Der Browser Firefox 92 ist ab heute verfügbar. Die wichtigsten Neuerungen in der Übersicht:

Sicherere Verbindungen: Firefox unterstützt ab sofort automatische Updates auf HTTPS, indem der Browser HTTPS RR als Alt-Svc Headers nutzt.

Bessere Performance bei Nutzung von Werkzeugen für Barrierefreiheit: Wird Mozilla Thunderbird nach Firefox aktualisiert oder installiert, wird die Performance von Firefox mit Screenreadern und anderen Werkzeugen für die Barrierefreiheit nicht mehr heruntergeschraubt.
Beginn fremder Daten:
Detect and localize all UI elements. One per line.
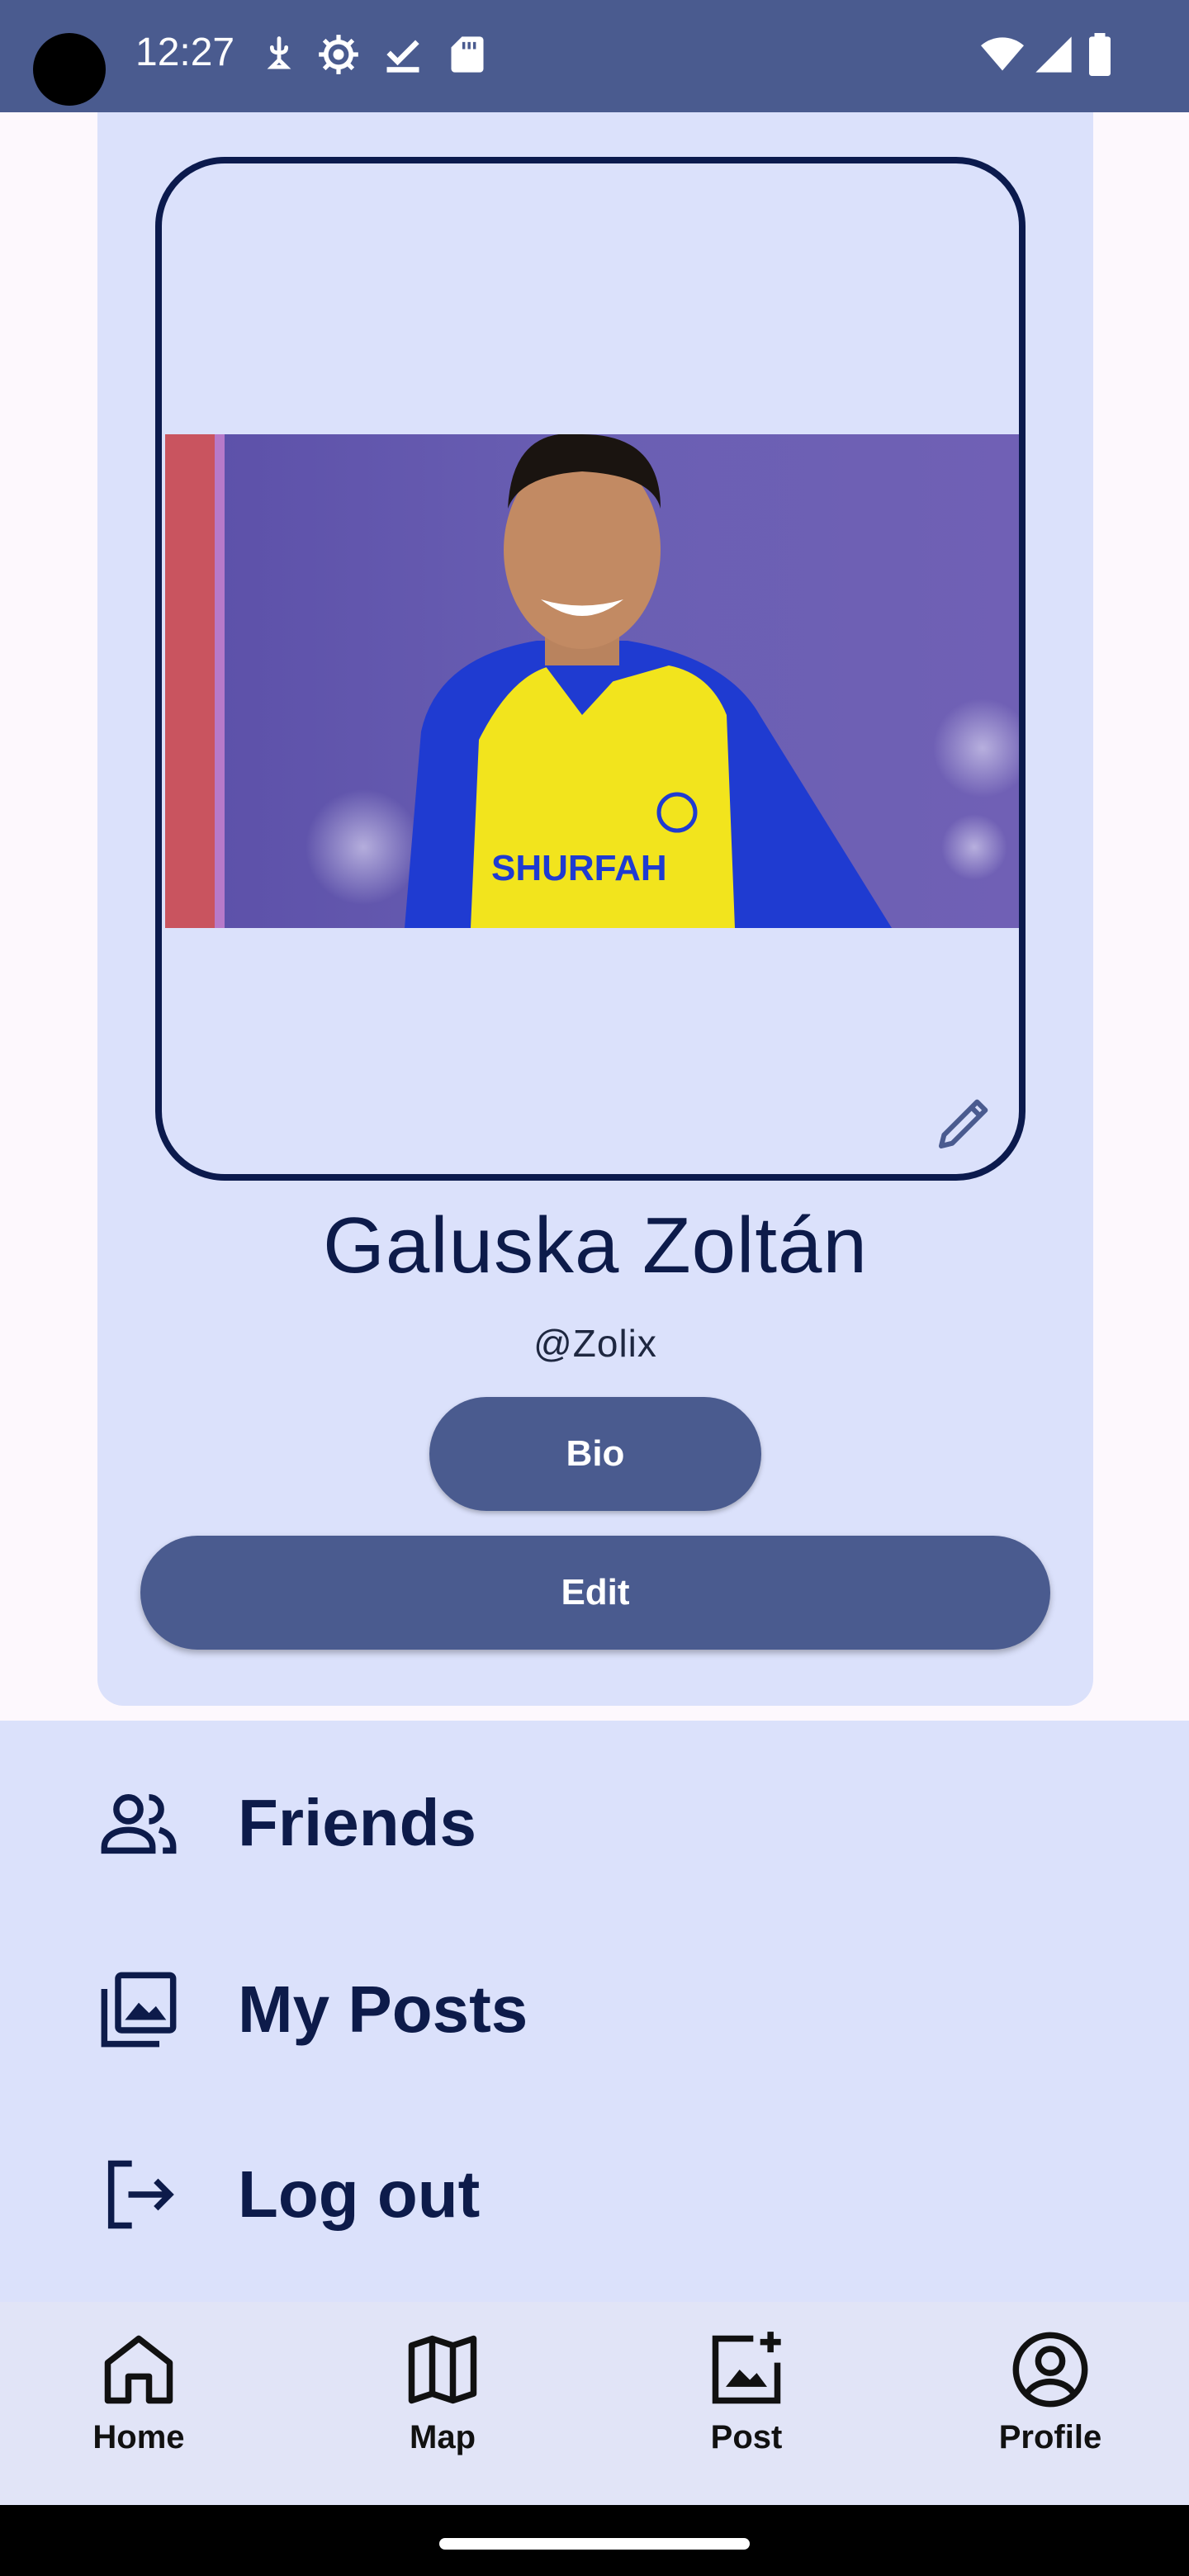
people-icon	[101, 1794, 177, 1854]
menu-label-my-posts: My Posts	[238, 1972, 528, 2046]
nav-label-map: Map	[410, 2419, 476, 2455]
profile-photo-frame[interactable]: SHURFAH	[155, 157, 1026, 1181]
settings-icon	[319, 35, 358, 74]
bio-button[interactable]: Bio	[429, 1397, 761, 1511]
profile-photo: SHURFAH	[165, 434, 1019, 928]
jersey-sponsor-text: SHURFAH	[491, 848, 667, 888]
home-icon	[104, 2335, 173, 2404]
download-done-icon	[386, 40, 419, 73]
sd-card-icon	[451, 36, 484, 73]
battery-icon	[1089, 33, 1111, 76]
status-bar: 12:27	[0, 0, 1189, 112]
profile-handle: @Zolix	[533, 1322, 657, 1365]
home-gesture-pill[interactable]	[439, 2538, 750, 2550]
nav-home[interactable]: Home	[0, 2302, 287, 2505]
menu-item-log-out[interactable]: Log out	[0, 2112, 1189, 2277]
nav-label-home: Home	[92, 2419, 185, 2455]
photo-library-icon	[101, 1972, 177, 2048]
menu-item-my-posts[interactable]: My Posts	[0, 1927, 1189, 2092]
menu-label-log-out: Log out	[238, 2157, 481, 2231]
bottom-navigation: Home Map Post Profile	[0, 2302, 1189, 2505]
add-photo-icon	[712, 2332, 781, 2404]
wifi-icon	[981, 37, 1024, 71]
profile-card: SHURFAH Galuska Zoltán @Zolix Bio Edit	[97, 112, 1093, 1706]
nav-profile[interactable]: Profile	[902, 2302, 1189, 2505]
signal-icon	[1035, 36, 1072, 73]
nav-post[interactable]: Post	[598, 2302, 895, 2505]
menu-item-friends[interactable]: Friends	[0, 1740, 1189, 1906]
profile-menu: Friends My Posts Log out	[0, 1721, 1189, 2302]
usb-debug-icon	[267, 36, 291, 69]
profile-name: Galuska Zoltán	[323, 1201, 868, 1290]
edit-profile-button[interactable]: Edit	[140, 1536, 1050, 1650]
system-navigation-bar	[0, 2505, 1189, 2576]
nav-label-profile: Profile	[998, 2419, 1102, 2455]
status-time: 12:27	[135, 31, 235, 74]
nav-label-post: Post	[710, 2419, 783, 2455]
camera-cutout	[33, 33, 106, 106]
menu-label-friends: Friends	[238, 1786, 476, 1859]
map-icon	[408, 2335, 477, 2404]
nav-map[interactable]: Map	[294, 2302, 591, 2505]
profile-icon	[1012, 2332, 1088, 2408]
logout-icon	[107, 2160, 174, 2229]
edit-photo-pencil-icon[interactable]	[933, 1088, 999, 1154]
Zudem können deutschsprachige Firefox-Nutzer und -Nutzerinnen ab sofort auf kuratierte Inhalte zugreifen, die über den in Firefox integrierten Dienst Pocket bereitgestellt werden. Die sogenannten Pocket Collections sind Inhalts-Sammlungen zu gesellschaftlich relevanten Themen, die von Personen des öffentlichen Lebens ausgesucht und eingeordnet werden. Unter unseren Beiträgen hier im Blog habt ihr auch einen Pocket-Button zum Speichern, des Weiteren könnt ihr dies ja auch über die Firefox-Integration des Dienstes machen. Absolut gutes Tool…

Ebenso können Mac-Benutzer die macOS-Freigabeoptionen jetzt über das Firefox-Menü Datei aufrufen. Zu guter Letzt: Mozilla hat Sicherheitslücken geschlossen.

Changelog

New
More secure connections: Firefox can now automatically upgrade to HTTPS using HTTPS RR as Alt-Svc headers.

Full-range color levels are now supported for video playback on many systems.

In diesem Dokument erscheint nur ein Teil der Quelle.